This table is not correct. But we can recalculate the table with n = 106, the group before patients were lost to follow-up.

characteristic pval_paper pval_recal cum_prop_tx cum_prop_c
Maternal age 0.65 0.72 NA NA
Parity 0.07 0.06 1 1
Previous preterm delivery 0.69 0.69 1 1
Previous PPROM 0.36 0.45 NA NA
Gestational age at previous deliveries 0.72 0.48 NA NA
Mean birthweight at previous deliveries 0.11 0.00 NA NA

Now, the proportions are correct. However, the p-values remain incorrect. Especially the last row of the table remain striking: especially for the mean birthweight at previous delivery was significantly lower in the progesterone group (-114 (95% CI: -128 - -100)). Of course, this is a table 1, and inferences does not really apply. However, the standard deviations of these important confounding factors are so low, and the difference is definitely relevant, to raise some concern.

Table 2

This is table 2 in the paper

Below, we again recalculate the p-values and recalculate the proportions stated in the paper:

#To store results in
p_tbl2 <- data.frame(characteristic = c("Progesterone levels at 20 weeks",
                                        "Progesterone levels at 28 weeks",
                                        "Cervical length",
                                        "Total cervical cerclage",
                                        "Elective cervical cerclage",
                                        "Rescue cerclage at 20 weeks",
                                        "Rescue cerclage beyond 20 weeks"),
                     pval_paper  = c("<0.001", "<0.001", 0.17, 0.25, 0.46, 0.95, 0.37),
                     pval_recal  = NA)

#Total N per group ("analysed" group, from figure 1)
n <- n_ana
  
#Progesterone levels at 20 weeks (plev20)
plev20_mu <- c(30.7, 15.7)
plev20_sd <- c(3.4, 1.4)

#t.test
ttest_plev20 <- tsum.test(mean.x = plev20_mu[1], s.x = plev20_sd[1], n.x = n[1],
                          mean.y = plev20_mu[2], s.y = plev20_sd[2], n.y = n[2])
p_tbl2[p_tbl2$characteristic=="Progesterone levels at 20 weeks","pval_recal"] <- ttest_plev20$p.value
  
#Progesterone levels at 28 weeks (plev28)
plev28_mu <- c(34.5, 17.6)
plev28_sd <- c(3.8, 3.3)

#t.test
ttest_plev28 <- tsum.test(mean.x = plev28_mu[1], s.x = plev28_sd[1], n.x = n[1],
                          mean.y = plev28_mu[2], s.y = plev28_sd[2], n.y = n[2])
p_tbl2[p_tbl2$characteristic=="Progesterone levels at 28 weeks","pval_recal"] <- ttest_plev28$p.value
  
#Cervical length (cerl)
cerl_mu <- c(25.7, 23.9)
cerl_sd <- c(8.3, 9.7)

#t.test
ttest_cerl <- tsum.test(mean.x = cerl_mu[1], s.x = cerl_sd[1], n.x = n[1],
                        mean.y = cerl_mu[2], s.y = cerl_sd[2], n.y = n[2])
p_tbl2[p_tbl2$characteristic=="Cervical length","pval_recal"] <- ttest_cerl$p.value

#Total cervical cerclage (tcer)
tcer_n <- c(70, n[1]-70,
            73, n[2]-73)
tbl_tcer <- matrix(tcer_n, ncol=2, byrow = FALSE)

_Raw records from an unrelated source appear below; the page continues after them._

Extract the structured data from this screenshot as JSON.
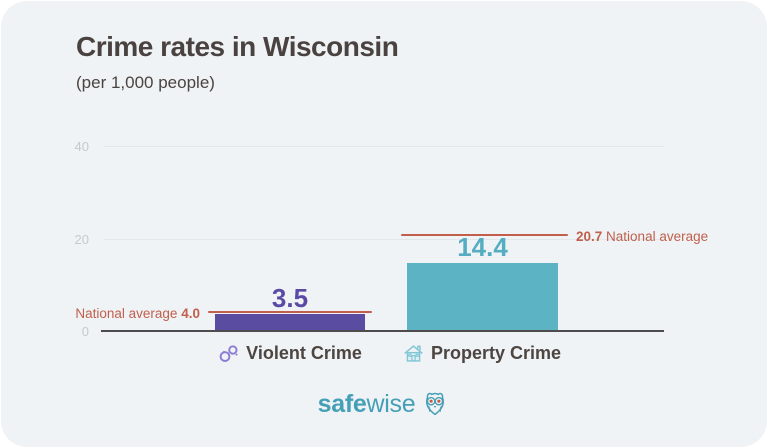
{
  "header": {
    "title": "Crime rates in Wisconsin",
    "subtitle": "(per 1,000 people)"
  },
  "chart_data": {
    "type": "bar",
    "title": "Crime rates in Wisconsin",
    "subtitle": "(per 1,000 people)",
    "categories": [
      "Violent Crime",
      "Property Crime"
    ],
    "values": [
      3.5,
      14.4
    ],
    "value_labels": [
      "3.5",
      "14.4"
    ],
    "national_averages": [
      4.0,
      20.7
    ],
    "ylim": [
      0,
      40
    ],
    "ytick_labels": [
      "0",
      "20",
      "40"
    ],
    "grid": true,
    "legend": false,
    "bar_colors": [
      "#5a4da1",
      "#5bb3c4"
    ],
    "value_label_colors": [
      "#5a4aa5",
      "#55adc2"
    ],
    "national_average_color": "#c15f4c",
    "background_color": "#eff3f5"
  },
  "annotations": {
    "violent": {
      "label": "National average",
      "value": "4.0"
    },
    "property": {
      "value": "20.7",
      "label": "National average"
    }
  },
  "x_axis": {
    "items": [
      {
        "icon": "handcuffs-icon",
        "label": "Violent Crime"
      },
      {
        "icon": "house-icon",
        "label": "Property Crime"
      }
    ]
  },
  "footer": {
    "brand_bold": "safe",
    "brand_light": "wise",
    "owl_icon": "owl-icon",
    "brand_color": "#459fb6"
  }
}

chisq_tcer <- chisq.test(tbl_tcer) 
p_tbl2[p_tbl2$characteristic=="Total cervical cerclage","pval_recal"]  <- chisq_tcer$p.value

#Elective cervical cerclage (ecer)
ecer_n <- c(55, n[1]-55,
            57, n[2]-57)
tbl_ecer <- matrix(ecer_n, ncol=2, byrow = FALSE)

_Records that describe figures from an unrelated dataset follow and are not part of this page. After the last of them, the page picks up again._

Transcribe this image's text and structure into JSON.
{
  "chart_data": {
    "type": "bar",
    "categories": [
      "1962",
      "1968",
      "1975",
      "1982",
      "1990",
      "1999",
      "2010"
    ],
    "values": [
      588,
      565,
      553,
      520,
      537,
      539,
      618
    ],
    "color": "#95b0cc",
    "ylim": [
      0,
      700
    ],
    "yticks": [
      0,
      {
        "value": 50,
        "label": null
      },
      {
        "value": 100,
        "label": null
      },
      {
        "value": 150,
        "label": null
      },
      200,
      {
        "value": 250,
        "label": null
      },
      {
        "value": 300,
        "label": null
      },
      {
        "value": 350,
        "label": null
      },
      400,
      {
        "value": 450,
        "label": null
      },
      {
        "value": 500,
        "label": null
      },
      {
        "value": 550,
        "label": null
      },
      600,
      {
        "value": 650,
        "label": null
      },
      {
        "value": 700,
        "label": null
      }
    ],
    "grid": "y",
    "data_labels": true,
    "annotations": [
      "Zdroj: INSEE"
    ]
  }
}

chisq_ecer <- chisq.test(tbl_ecer) 
p_tbl2[p_tbl2$characteristic=="Elective cervical cerclage","pval_recal"]  <- chisq_ecer$p.value

#Rescue cerclage at 20 weeks (rcera20)
rcera20_n <- c(13, n[1]-13,
            12, n[2]-12)
tbl_rcera20 <- matrix(rcera20_n, ncol=2, byrow = FALSE)

chisq_rcera20 <- chisq.test(tbl_rcera20) 
p_tbl2[p_tbl2$characteristic=="Rescue cerclage at 20 weeks","pval_recal"]  <- chisq_rcera20$p.value

#Rescue cerclage beyond 20 weeks
rcerb20_n <- c(2, n[1]-4,
               2, n[2]-4)
tbl_rcerb20 <- matrix(rcerb20_n, ncol=2, byrow = FALSE)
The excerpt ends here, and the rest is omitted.